Bhattacharjee M, Botting CH, Sillanpää MJ.
Genomics (2008) doi:10.1016/j.ygeno.2008.06.006

Summary

Following the 2005 Cold Spring Harbor - Banbury Center CFS Computational Challenge (C3) Workshop, CDC provided data sets from the Wichita in-hospital clinical study to Duke University for use in the Sixth International Conference for the Critical Assessment of Microarray Data Analysis (CAMDA 2006).  Duke University founded CAMDA to provide a forum to critically assess different techniques used in microarray data mining.  CAMDA’s aim is to establish the state-of-the-art in microarray data mining and to identify progress and highlight the direction for future effort.  CAMDA utilizes a community-wide experiment approach, letting the scientific community analyze the same standard data sets.  Researchers worldwide are invited to take the CAMDA challenge and those whose results are accepted are invited to present a 25 minute oral presentation.  The 2006 CAMDA was the first to use a single common challenge data set, which contained all clinical, gene expression, SNP, and proteomics data from the Wichita clinical study.

To date 10 peer reviewed publications have resulted from the CAMDA challenge.  This publication from Dr.

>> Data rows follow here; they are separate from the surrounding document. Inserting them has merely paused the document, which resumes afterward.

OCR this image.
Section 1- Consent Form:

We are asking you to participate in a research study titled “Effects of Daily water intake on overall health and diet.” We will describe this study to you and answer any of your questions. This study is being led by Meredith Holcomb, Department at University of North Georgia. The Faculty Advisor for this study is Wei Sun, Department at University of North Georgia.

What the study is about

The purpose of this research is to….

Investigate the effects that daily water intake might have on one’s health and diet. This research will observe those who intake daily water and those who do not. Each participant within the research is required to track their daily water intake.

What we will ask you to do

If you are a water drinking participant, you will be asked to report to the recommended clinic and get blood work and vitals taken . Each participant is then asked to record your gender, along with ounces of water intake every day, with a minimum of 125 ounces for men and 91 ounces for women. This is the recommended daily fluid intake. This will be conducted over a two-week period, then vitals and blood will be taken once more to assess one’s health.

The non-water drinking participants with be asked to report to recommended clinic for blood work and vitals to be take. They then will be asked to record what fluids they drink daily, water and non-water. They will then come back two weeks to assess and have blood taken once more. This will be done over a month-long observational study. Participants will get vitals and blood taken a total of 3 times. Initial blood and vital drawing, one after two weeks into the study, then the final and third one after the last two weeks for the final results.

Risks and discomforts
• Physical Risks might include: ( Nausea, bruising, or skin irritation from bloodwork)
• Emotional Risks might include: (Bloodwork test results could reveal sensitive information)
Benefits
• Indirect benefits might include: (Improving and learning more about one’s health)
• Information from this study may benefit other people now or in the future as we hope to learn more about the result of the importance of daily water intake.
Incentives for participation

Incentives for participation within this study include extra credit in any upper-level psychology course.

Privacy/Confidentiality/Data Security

Bhattacharjee’s group at the University of St Andrews, Fife, Scotland utilized Bayesian statistical theory to attempt to identify diagnostic markers for CFS.  Their approach is unique because they used information from microarrays (gene expression), genetic markers (SNP data), and data on proteins in the blood (SELDI-TOF)  mathematical modeling approach to construct theoretical correlation networks based on gene activity levels.  The findings are what would be expected in persistent inflammation were involved in CFS.  This paper did not identify diagnostic markers but is extremely important because it explores aspects of the analytic technique in detail.

Abstract

We are studying variable selection in multiple regression models in which molecular markers and/or gene expression measurements as well as intensity measurements from protein spectra serve as predictors for the outcome variable (i.e., trait or disease state).  Finding genetic biomarkers and searching genetic epidemiological factors can be formulated as a statistical problem of variable selection, in which, from a large set of candidates, a small number of trait-associated predictors are identified.  We illustrate our approach by analyzing the data available for chronic fatigue syndrome (CFS).  CFS is a complex diseases from several aspects, e.g., it is difficult to diagnose and difficult to quantify.  To identify biomarkers we used microarray data and SELDI-TOFD-based proteomics data.  We also analyzed genetic marker information for a large number of SNPs for an overlapping set of individuals.  The objectives of the analyses were to identify markers specific to fatigue that are also possibly exclusive to CFS.  The use of such models can be motivated for example, by the search for new biomarkers for the diagnosis and prognosis of cancer and measures of response to therapy.  Generally, for this we use Bayesian hierarchical modeling and Markov Chain Monte Carlo computation.